I just spent all my babysitting money on red cups and beer.
People still let you watch their kids?
I puked in the coffee maker. I wouldn't make coffee tomorrow morning if I were you
my goal is to masturbate without thinking about my exbf.
I cant help but love a girl who informs me of the pregnancy test results by emailing me a YouTube clip of Barney Stinsons not a fathers day speech.
Mom just posted ur drunk pix from Cancun in the newly made "My not-so-fantastic son" album. Thought you should know.
I had to help you off the toilet floor because you couldn't get up, then you threw your drink on the floor and just said "oh dear" really calmly.
I still can't believe he came down from his hiding place in the tree voluntarily because he didn't want us to have to talk to the cops alone...
there is a video of me on Facebook getting mad at a trash bin what the fuck was in your Pepsi
trust me, you don't know shame until you're in a peacock costume getting CPR by random dudes
Well I just put wine in my tea
Well that was the first and last time I've had to write "divorce party" on a request time off form. I'm throwing it for my mom. What is my life turning into.

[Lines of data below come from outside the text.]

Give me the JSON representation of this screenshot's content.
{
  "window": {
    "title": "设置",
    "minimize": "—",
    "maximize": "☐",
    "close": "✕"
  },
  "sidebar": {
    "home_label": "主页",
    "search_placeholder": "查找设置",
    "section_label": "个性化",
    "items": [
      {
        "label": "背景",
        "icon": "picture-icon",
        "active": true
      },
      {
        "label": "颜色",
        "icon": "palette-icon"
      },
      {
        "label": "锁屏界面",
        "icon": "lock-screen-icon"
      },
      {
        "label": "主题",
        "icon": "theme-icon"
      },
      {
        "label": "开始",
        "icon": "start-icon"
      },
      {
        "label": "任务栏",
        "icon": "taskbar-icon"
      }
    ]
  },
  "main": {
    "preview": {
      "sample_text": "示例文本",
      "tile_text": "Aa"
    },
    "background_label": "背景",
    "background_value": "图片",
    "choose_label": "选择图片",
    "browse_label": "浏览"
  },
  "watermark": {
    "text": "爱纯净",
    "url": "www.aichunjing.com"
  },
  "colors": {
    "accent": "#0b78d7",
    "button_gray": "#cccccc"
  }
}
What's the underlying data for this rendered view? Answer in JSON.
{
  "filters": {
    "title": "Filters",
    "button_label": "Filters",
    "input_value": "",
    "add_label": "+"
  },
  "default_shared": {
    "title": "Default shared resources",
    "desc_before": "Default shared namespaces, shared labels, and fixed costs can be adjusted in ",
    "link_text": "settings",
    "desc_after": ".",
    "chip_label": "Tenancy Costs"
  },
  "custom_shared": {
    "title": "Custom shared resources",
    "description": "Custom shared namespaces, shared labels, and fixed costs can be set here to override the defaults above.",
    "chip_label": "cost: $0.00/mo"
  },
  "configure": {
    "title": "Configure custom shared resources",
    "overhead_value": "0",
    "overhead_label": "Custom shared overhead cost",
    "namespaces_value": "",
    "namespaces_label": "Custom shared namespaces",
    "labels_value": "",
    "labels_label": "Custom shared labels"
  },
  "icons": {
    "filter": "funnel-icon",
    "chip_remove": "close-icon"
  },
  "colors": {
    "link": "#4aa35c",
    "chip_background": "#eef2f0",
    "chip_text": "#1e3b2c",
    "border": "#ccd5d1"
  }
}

We did it to 80's cardio music. Talk about a workout.
Well if YOU HAVE TO KNOW, we're laying across the street from the bar on that grassy hill trying to see who's she's with at the bar.
are you fucking roseanne barr in there?
My lease is up and I've been thinking, it's only fair that the guys I've fucked in this apartment in the past year help me move. They enjoyed the bed, now help me move it.